Le projet d’attentat déjoué était imminent. Des explosifs ont été découverts vendredi lors des interpellations à Montpellier, dans le sud de la France

Quatre personnes, dont une adolescente de 16 ans, soupçonnées de préparer un attentat en France, ont été arrêtées vendredi à Montpellier (sud), indique une source policière. «La volonté de passer à l’acte et de confectionner plusieurs engins explosifs semble matérialisée», a annoncé une source policière, se félicitant d’un «projet d’attentat déjoué».

«Les quatre suspects, âgés de 16, 20, 26 et 33 ans, ont été arrêtés après qu’ils ont acheté de l’acétone», pouvant servir à la confection d’un engin explosif, a expliqué une autre source policière. Parmi eux, une jeune fille de 16 ans avait été repérée sur les réseaux sociaux, après avoir exprimé la volonté de partir en zone syro-irakienne ou sinon de frapper la France.
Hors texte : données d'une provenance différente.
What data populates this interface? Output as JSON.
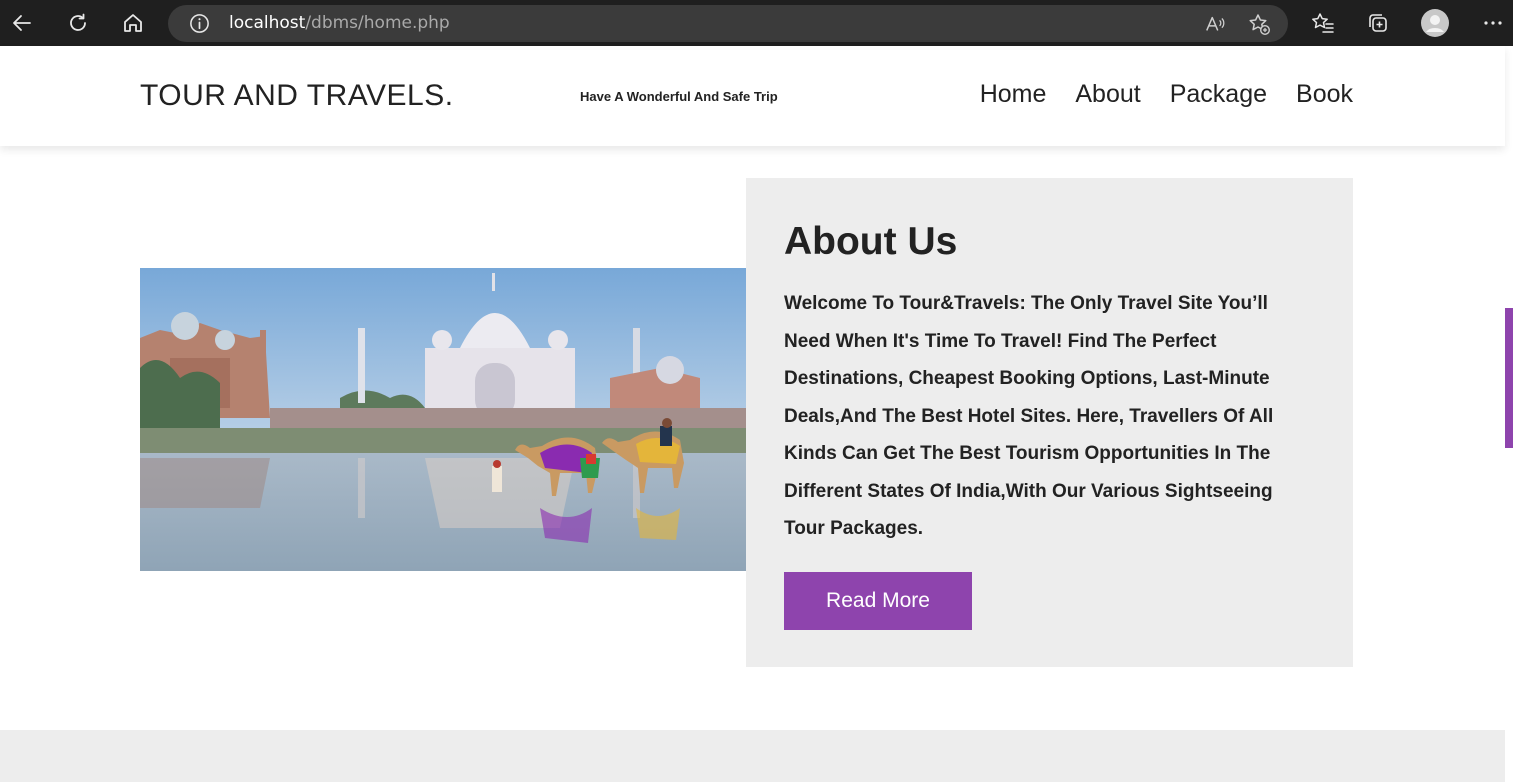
{
  "browser": {
    "url_host": "localhost",
    "url_path": "/dbms/home.php"
  },
  "header": {
    "logo": "TOUR AND TRAVELS.",
    "tagline": "Have A Wonderful And Safe Trip",
    "nav": [
      "Home",
      "About",
      "Package",
      "Book"
    ]
  },
  "about": {
    "title": "About Us",
    "text": "Welcome To Tour&Travels: The Only Travel Site You’ll Need When It's Time To Travel! Find The Perfect Destinations, Cheapest Booking Options, Last-Minute Deals,And The Best Hotel Sites. Here, Travellers Of All Kinds Can Get The Best Tourism Opportunities In The Different States Of India,With Our Various Sightseeing Tour Packages.",
    "button": "Read More"
  },
  "colors": {
    "accent": "#8e44ad",
    "panel": "#ededed",
    "browser_bar": "#1f1f1f"
  }
}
Selon une source proche de l'enquête, les quatre suspects sont des ressortissants français. Selon la déclaration de M ; Le Roux, un dispositif explosif improvisé partiellement assemblé a également été trouvé dans le cadre de l'enquête. Lorsqu'ils ont été arrêtés, les comploteurs venaient de commencer à fabriquer du TATP, le même explosif utilisé dans les attentats de Paris et de Bruxelles. Le TATP, ou triacétone triperoxyde, est une poudre chimique fabriquée à partir de produits ménagers courants qui peuvent exploser lorsqu'ils sont soumis à la chaleur ou à la friction. Les arrestations à Montpellier, à Clapiers et à Marseillan font suite à une enquête de deux semaines menée par la division antiterroriste du parquet de Paris, en collaboration avec la police judiciaire de Montpellier et la police nationale.
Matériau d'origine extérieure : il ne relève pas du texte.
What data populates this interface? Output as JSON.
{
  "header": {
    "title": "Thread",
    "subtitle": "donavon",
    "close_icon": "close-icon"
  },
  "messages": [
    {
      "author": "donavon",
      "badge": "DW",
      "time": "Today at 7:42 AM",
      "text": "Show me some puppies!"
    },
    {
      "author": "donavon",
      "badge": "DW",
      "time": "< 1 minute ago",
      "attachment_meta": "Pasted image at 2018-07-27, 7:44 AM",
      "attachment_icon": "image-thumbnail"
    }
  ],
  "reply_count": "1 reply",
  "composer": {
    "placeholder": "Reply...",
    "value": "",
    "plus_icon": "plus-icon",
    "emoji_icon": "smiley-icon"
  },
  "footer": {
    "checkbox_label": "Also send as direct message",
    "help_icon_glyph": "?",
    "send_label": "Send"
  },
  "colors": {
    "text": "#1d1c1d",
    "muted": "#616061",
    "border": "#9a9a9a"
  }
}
Bruno Le Roux a loué le travail des enquêteurs qui ont conduit aux arrestations, « parmi lesquelles trois sont directement soupçonnés de préparer une attaque violente contre notre territoire ». La police antiterroriste française a procédé vendredi à l'assaut de cet appartement où des suspects soupçonnés d'avoir participé à la préparation d'une attaque ont été arrêtés à Clapiers, près de Montpellier, dans le Sud de la France. L'annonce intervient une semaine après qu'un soldat ait tiré sur un homme qui brandissait une machette près du musée du Louvre à Paris. Les autorités françaises ont ouvert une enquête pour terrorisme après que la police ait dit que l'homme, un Egyptien de 29 ans et résident des Émirats arabes unis, ait brandit une machette et crié, en se précipitant sur les soldats, « Allahu akbar », une expression arabe qui se traduit par « Dieu est le plus grand ». Un soldat a été légèrement blessé.
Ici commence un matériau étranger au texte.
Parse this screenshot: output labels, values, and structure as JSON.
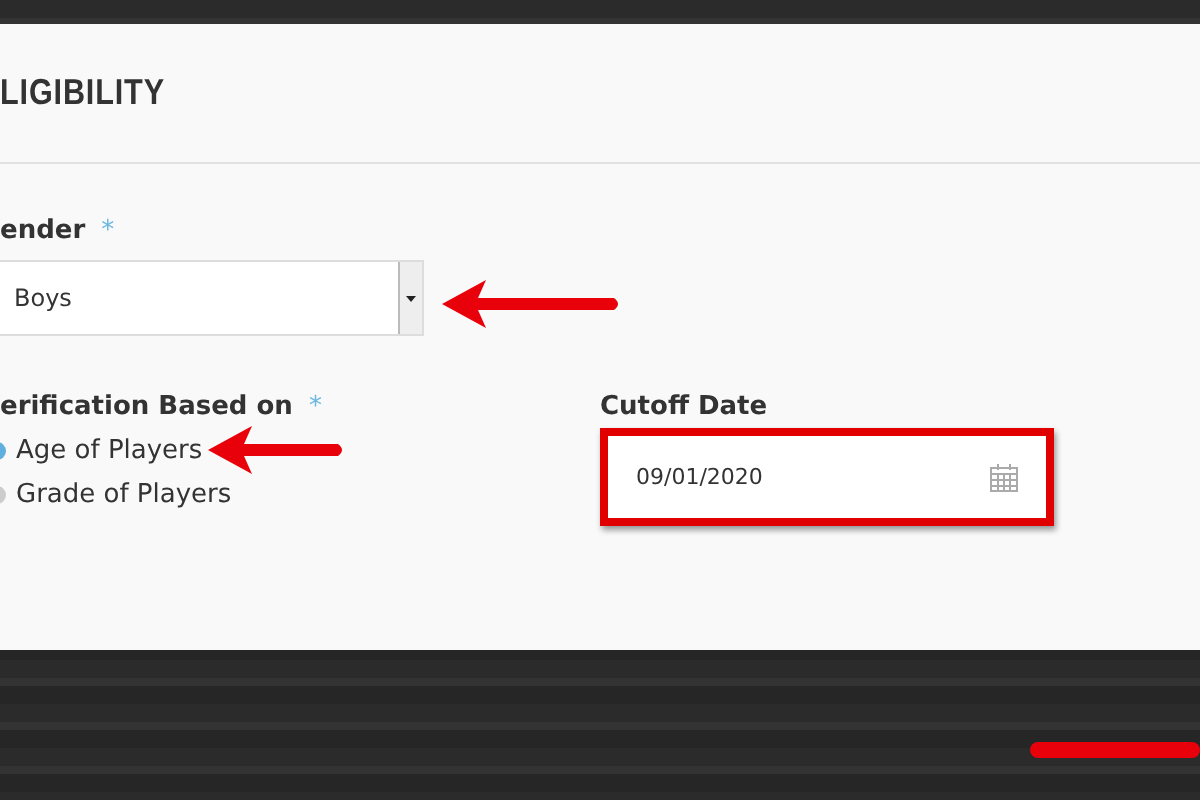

La France est en état d'urgence depuis les attentats terroristes de Paris en novembre 2015, au cours desquels 130 personnes ont été tuées et des centaines blessées dans des massacres ayant eu lieu dans une salle de spectacle, un stade et des cafés. En janvier suivant, 17 personnes avaient été tuées dans des attaques à Paris contre le magazine satirique Charlie Hebdo et dans une épicerie cacher, et dans la banlieue parisienne de Montrouge. En juillet dernier enfin, un Tunisien radicalisé avait foncé au volant d'un camion de 20 tonnes dans la foule se trouvant sur la Promenade des Anglais à Nice lors de la Fête Nationale, tuant 86 personnes et en blessant 200 autres.